De vuelta en la oficina, mientras se ocupaba de asuntos relacionados con un proyecto, la puerta de Darya se abrió de par en par y Glen Chasey entró corriendo, con una expresión de preocupación grabada en el rostro.
—¿Qué pasa? —preguntó Darya.
Glen giró la pantalla de su tableta hacia ella. —Jefa, se están difundiendo rumores en Internet de que tienes un hijo ilegítimo.
—¿Qué? —La confusión se apoderó del rostro de Darya. ¿De dónde había salido esa acusación repentina? En ese momento, la imagen de Jack le vino a la mente: era el único niño con el que había tenido contacto recientemente.
«Ya lo entiendo. Prepárate para controlar los daños. Si están recurriendo a rumores tan infundados, estos medios de comunicación deben de estar desesperados por llamar la atención», ordenó Darya mientras cogía la tableta.
El titular del tabloide gritaba en letras mayúsculas: REVELACIÓN IMPACTANTE: La joven presidenta del Grupo Paragon, Darya McAllister, heredera y mujer de gran influencia, envuelta en un escándalo por un hijo ilegítimo.
Habían salido a la luz numerosas fotos tomadas a escondidas de Darya, en las que se captaban momentos tiernos: ella cogida de la mano de Jack mientras paseaban por la calle, o dándole un pañuelo para que se limpiara la boca manchada de grasa.
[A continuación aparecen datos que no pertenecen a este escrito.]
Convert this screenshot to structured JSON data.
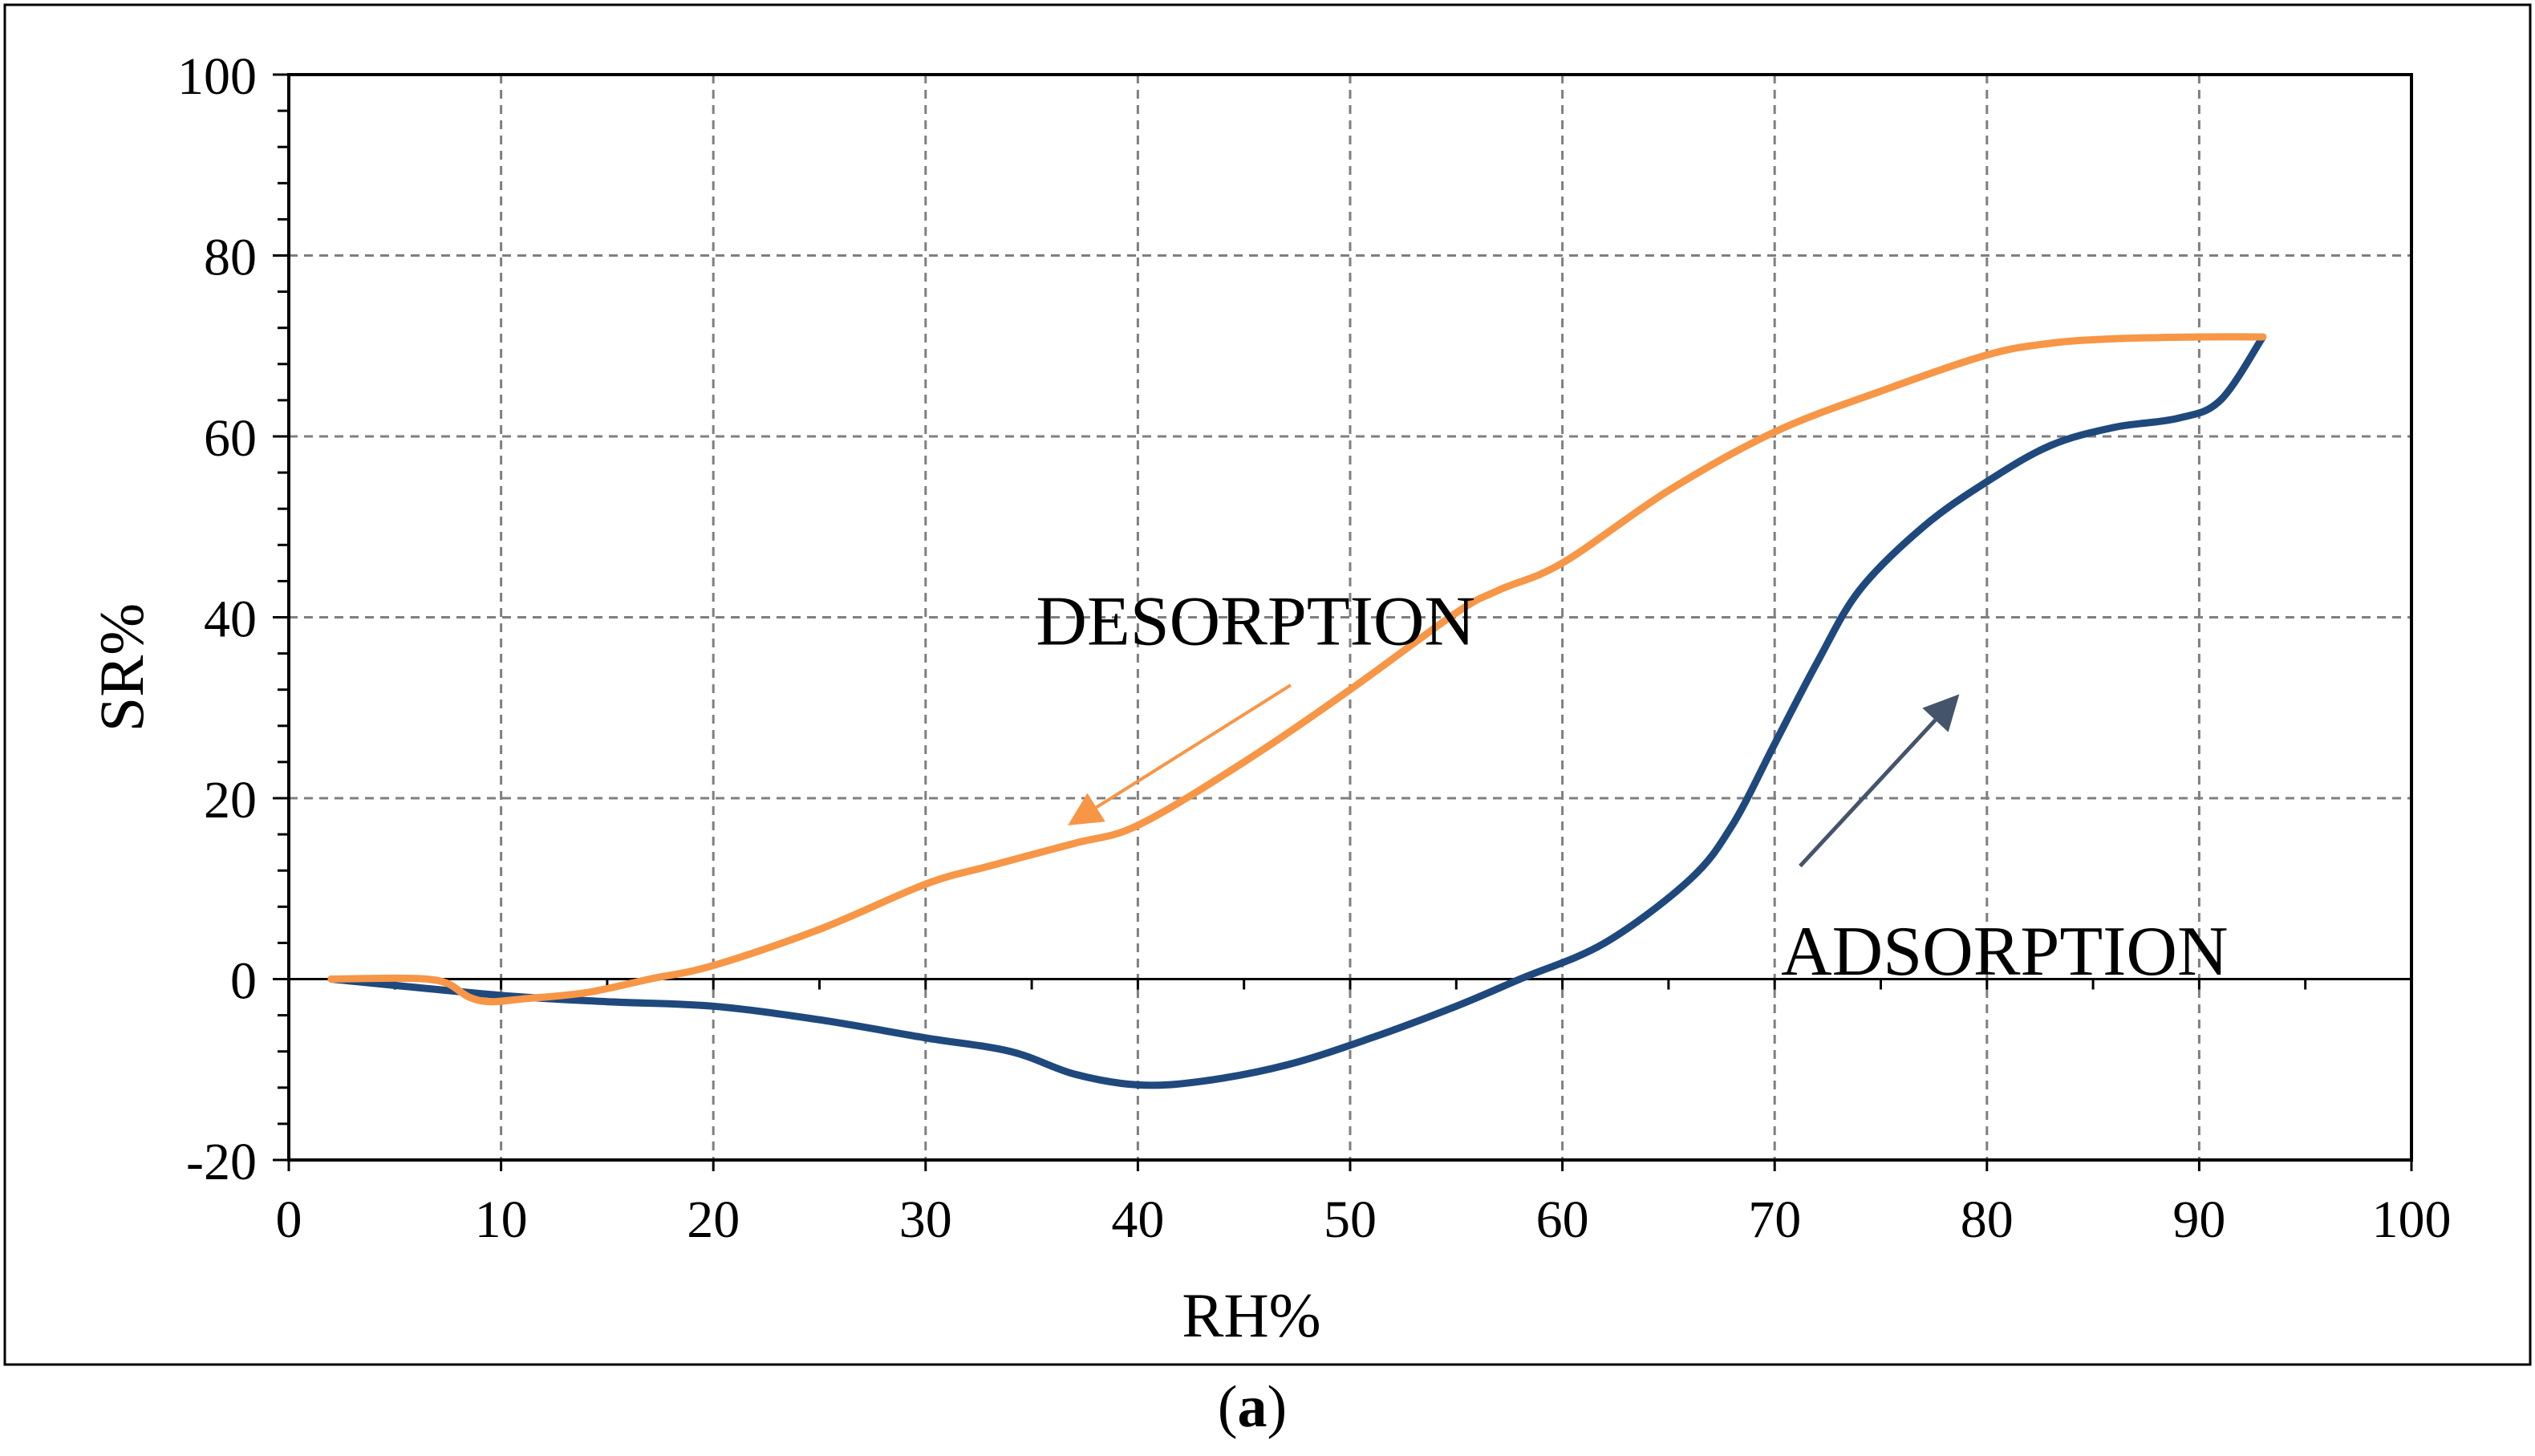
{
  "chart_data": {
    "type": "line",
    "xlabel": "RH%",
    "ylabel": "SR%",
    "xlim": [
      0,
      100
    ],
    "ylim": [
      -20,
      100
    ],
    "x_ticks": [
      0,
      10,
      20,
      30,
      40,
      50,
      60,
      70,
      80,
      90,
      100
    ],
    "y_ticks": [
      -20,
      0,
      20,
      40,
      60,
      80,
      100
    ],
    "grid": true,
    "caption_text": "a",
    "colors": {
      "adsorption": "#1F497D",
      "desorption": "#F79646",
      "adsorption_arrow": "#44546A"
    },
    "series": [
      {
        "name": "ADSORPTION",
        "points": [
          [
            2,
            0
          ],
          [
            10,
            -1.8
          ],
          [
            15,
            -2.5
          ],
          [
            20,
            -3
          ],
          [
            25,
            -4.5
          ],
          [
            30,
            -6.5
          ],
          [
            34,
            -8
          ],
          [
            37,
            -10.5
          ],
          [
            40,
            -11.7
          ],
          [
            43,
            -11.3
          ],
          [
            47,
            -9.5
          ],
          [
            51,
            -6.5
          ],
          [
            55,
            -3
          ],
          [
            58,
            0
          ],
          [
            62,
            4
          ],
          [
            66,
            11
          ],
          [
            68,
            17
          ],
          [
            70,
            26
          ],
          [
            72,
            35
          ],
          [
            74,
            43
          ],
          [
            77,
            50
          ],
          [
            80,
            55
          ],
          [
            83,
            59
          ],
          [
            86,
            61
          ],
          [
            89,
            62
          ],
          [
            91,
            64
          ],
          [
            93,
            71
          ]
        ]
      },
      {
        "name": "DESORPTION",
        "points": [
          [
            93,
            71
          ],
          [
            90,
            71
          ],
          [
            86,
            70.8
          ],
          [
            83,
            70.3
          ],
          [
            80,
            69
          ],
          [
            75,
            65
          ],
          [
            70,
            60.5
          ],
          [
            65,
            54
          ],
          [
            60,
            46
          ],
          [
            57,
            43
          ],
          [
            55,
            40.5
          ],
          [
            50,
            32
          ],
          [
            45,
            24
          ],
          [
            40,
            17
          ],
          [
            37,
            15
          ],
          [
            33,
            12.5
          ],
          [
            30,
            10.5
          ],
          [
            25,
            5.5
          ],
          [
            20,
            1.5
          ],
          [
            17,
            0
          ],
          [
            14,
            -1.5
          ],
          [
            11,
            -2.2
          ],
          [
            9.5,
            -2.5
          ],
          [
            8.5,
            -2
          ],
          [
            7.5,
            -0.5
          ],
          [
            6.5,
            0
          ],
          [
            5,
            0.1
          ],
          [
            2,
            0
          ]
        ]
      }
    ]
  }
}
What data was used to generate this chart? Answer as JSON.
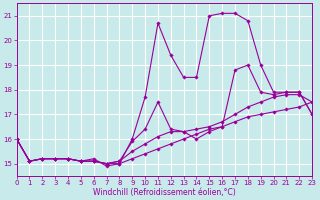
{
  "background_color": "#c8eaea",
  "grid_color": "#ffffff",
  "line_color": "#990099",
  "xlabel": "Windchill (Refroidissement éolien,°C)",
  "xlim": [
    0,
    23
  ],
  "ylim": [
    14.5,
    21.5
  ],
  "yticks": [
    15,
    16,
    17,
    18,
    19,
    20,
    21
  ],
  "xticks": [
    0,
    1,
    2,
    3,
    4,
    5,
    6,
    7,
    8,
    9,
    10,
    11,
    12,
    13,
    14,
    15,
    16,
    17,
    18,
    19,
    20,
    21,
    22,
    23
  ],
  "series": [
    [
      16.0,
      15.1,
      15.2,
      15.2,
      15.2,
      15.1,
      15.1,
      15.0,
      15.0,
      15.2,
      15.4,
      15.6,
      15.8,
      16.0,
      16.2,
      16.4,
      16.5,
      16.7,
      16.9,
      17.0,
      17.1,
      17.2,
      17.3,
      17.5
    ],
    [
      16.0,
      15.1,
      15.2,
      15.2,
      15.2,
      15.1,
      15.1,
      15.0,
      15.1,
      15.5,
      15.8,
      16.1,
      16.3,
      16.3,
      16.4,
      16.5,
      16.7,
      17.0,
      17.3,
      17.5,
      17.7,
      17.8,
      17.8,
      17.5
    ],
    [
      16.0,
      15.1,
      15.2,
      15.2,
      15.2,
      15.1,
      15.1,
      15.0,
      15.1,
      15.9,
      16.4,
      17.5,
      16.4,
      16.3,
      16.0,
      16.3,
      16.5,
      18.8,
      19.0,
      17.9,
      17.8,
      17.9,
      17.9,
      17.0
    ],
    [
      16.0,
      15.1,
      15.2,
      15.2,
      15.2,
      15.1,
      15.2,
      14.9,
      15.0,
      16.0,
      17.7,
      20.7,
      19.4,
      18.5,
      18.5,
      21.0,
      21.1,
      21.1,
      20.8,
      19.0,
      17.9,
      17.9,
      17.9,
      17.0
    ]
  ]
}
La forma en que estaban encuadradas las fotos, junto con el titular deliberadamente engañoso, daba la impresión de una relación madre-hijo, y muchos lectores se habían creído que era cierto.
«¡Vaya, este niño parece mestizo! ¿Podría ser que Darya hubiera estado con un extranjero?»
«A juzgar por la edad del niño, debe de haber nacido antes de que Darya y Micah se casaran, ¿no? ¿Es por eso por lo que se divorciaron?»